Lazarus Group to Cash Out $40 Million Stolen from Atomic Wallet, Alphapo and CoinsPaid

The FBI detected transactions of nearly 1,580 Bitcoin stolen in several high-profile cryptocurrency heists.

A hacker with a large amount of cash
FBI believes North Korean hackers, known as APT38 and Lazarus Group, are responsible for over $200 million attacks on Atomic Wallet, CoinsPaid, and Alphapo

On August 22, the FBI reported recent on-chain activity related to cryptocurrency stolen from Atomic Wallet, Alphapo, and CoinsPaid by Lazarus Group, a North Korean hacker group. The FBI specifically mentioned the involvement of APT38, also known as BlueNorOff, BeagleBoyz, NICKEL GLADSTONE, and Stardust Chollima, which is believed to be one of the two Lazarus Group’s units.

According to the FBI, the actors responsible for the attacks on Sky Mavis’ Ronin Bridge and Harmony’s Horizon Bridge "may attempt to cash out the Bitcoin worth more than $40 million."

The FBI discovered the movement of almost 1,600 Bitcoin acquired through massive cryptocurrency thefts. The June 3 exploit of Atomic Wallet netted the attackers more than $100 million, while payment provider Alphapo's losses totaled nearly $60 million and crypto payment ecosystem CoinsPaid's loot was $37 million.

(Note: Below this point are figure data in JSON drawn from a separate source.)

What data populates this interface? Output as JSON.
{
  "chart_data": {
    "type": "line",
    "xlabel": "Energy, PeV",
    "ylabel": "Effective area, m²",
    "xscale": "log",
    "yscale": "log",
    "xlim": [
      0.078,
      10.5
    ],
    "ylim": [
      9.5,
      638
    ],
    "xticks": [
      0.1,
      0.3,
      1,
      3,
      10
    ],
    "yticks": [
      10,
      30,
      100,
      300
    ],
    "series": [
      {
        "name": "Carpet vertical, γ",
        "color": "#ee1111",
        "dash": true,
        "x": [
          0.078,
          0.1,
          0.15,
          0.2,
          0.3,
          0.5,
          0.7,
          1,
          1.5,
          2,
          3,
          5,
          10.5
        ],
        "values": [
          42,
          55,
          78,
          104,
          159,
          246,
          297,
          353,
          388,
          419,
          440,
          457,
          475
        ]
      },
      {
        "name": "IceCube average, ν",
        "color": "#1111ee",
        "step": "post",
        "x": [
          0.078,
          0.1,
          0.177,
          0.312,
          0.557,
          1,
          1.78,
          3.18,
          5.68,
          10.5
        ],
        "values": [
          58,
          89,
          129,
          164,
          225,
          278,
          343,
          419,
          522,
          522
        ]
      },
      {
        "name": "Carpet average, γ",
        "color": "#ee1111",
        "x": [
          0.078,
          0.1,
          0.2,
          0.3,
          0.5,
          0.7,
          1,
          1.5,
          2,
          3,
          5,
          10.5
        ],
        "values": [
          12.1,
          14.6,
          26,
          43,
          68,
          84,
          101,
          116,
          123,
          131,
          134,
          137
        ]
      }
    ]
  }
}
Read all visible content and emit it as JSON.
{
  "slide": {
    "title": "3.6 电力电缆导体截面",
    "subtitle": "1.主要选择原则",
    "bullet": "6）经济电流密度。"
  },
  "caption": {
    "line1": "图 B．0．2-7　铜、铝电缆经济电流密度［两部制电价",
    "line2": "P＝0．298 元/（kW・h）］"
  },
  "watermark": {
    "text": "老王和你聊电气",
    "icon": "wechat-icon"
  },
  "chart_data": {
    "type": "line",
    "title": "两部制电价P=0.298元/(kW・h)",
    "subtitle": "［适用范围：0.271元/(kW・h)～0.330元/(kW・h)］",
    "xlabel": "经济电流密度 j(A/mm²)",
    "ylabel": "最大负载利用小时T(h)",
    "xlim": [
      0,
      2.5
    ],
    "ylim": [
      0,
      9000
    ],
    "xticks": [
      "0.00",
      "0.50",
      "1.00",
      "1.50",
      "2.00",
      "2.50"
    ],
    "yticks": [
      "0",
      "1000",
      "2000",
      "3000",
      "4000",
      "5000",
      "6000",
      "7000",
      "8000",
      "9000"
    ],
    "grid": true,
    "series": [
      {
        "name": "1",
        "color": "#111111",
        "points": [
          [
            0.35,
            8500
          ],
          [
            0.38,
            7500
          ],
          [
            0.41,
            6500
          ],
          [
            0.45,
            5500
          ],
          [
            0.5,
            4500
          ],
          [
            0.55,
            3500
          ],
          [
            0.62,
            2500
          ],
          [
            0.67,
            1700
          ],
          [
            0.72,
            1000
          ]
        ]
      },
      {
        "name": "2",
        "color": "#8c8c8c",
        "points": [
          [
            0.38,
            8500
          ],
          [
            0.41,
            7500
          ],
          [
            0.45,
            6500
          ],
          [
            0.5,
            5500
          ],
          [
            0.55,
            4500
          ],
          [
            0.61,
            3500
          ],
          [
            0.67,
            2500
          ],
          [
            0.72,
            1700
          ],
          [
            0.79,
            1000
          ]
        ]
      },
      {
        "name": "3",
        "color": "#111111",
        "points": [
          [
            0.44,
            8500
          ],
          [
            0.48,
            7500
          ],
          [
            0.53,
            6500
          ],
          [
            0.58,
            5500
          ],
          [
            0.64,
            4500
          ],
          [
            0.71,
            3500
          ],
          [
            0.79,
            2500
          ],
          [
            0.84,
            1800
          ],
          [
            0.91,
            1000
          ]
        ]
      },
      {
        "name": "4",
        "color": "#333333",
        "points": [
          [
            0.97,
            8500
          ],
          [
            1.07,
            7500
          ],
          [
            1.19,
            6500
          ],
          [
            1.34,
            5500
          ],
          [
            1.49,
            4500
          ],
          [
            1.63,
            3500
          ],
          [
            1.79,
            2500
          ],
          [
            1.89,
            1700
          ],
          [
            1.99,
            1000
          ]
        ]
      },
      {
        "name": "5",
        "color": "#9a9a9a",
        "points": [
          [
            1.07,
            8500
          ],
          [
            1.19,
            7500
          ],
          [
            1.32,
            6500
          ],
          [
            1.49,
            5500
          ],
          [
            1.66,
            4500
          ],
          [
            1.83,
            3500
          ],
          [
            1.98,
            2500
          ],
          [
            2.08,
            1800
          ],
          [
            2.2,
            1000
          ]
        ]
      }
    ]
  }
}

Read also: CertiK Report: $100 million Atomic Wallet hack is the largest in Q2 2023

The connection between these hacks and the infamous Lazarus Group hackers was uncovered earlier this summer by prominent on-chain analysis firms and detectives like SlowMist and ZachXBT.

ZachXBT mentioned the possible link between the Atomic Wallet exploit and the North Korean attackers in early June. The blockchain sleuth highlighted the fact that this hack had "lots of similarities in the laundering patterns to Ronin and Harmony."

On July 26, SlowMist shared with the X community (formerly Twitter) its analysis of the connection between the addresses used to transfer the funds stolen from Alphapo, CoinsPaid, and Atomic Wallet.

Read also: Atomic Wallet bans victims of the June 3 hack on social media

Less than a week later, SlowMist discovered "an unusual transaction that sent funds to an address associated with the Harmony exploiter." The SlowMist’s analysts suspected, based on their research, that "these funds could be traced back to the Alphapo hack." The team also stressed the similarities between the money laundering methods used in these transactions and those used by the Lazarus Group in the past.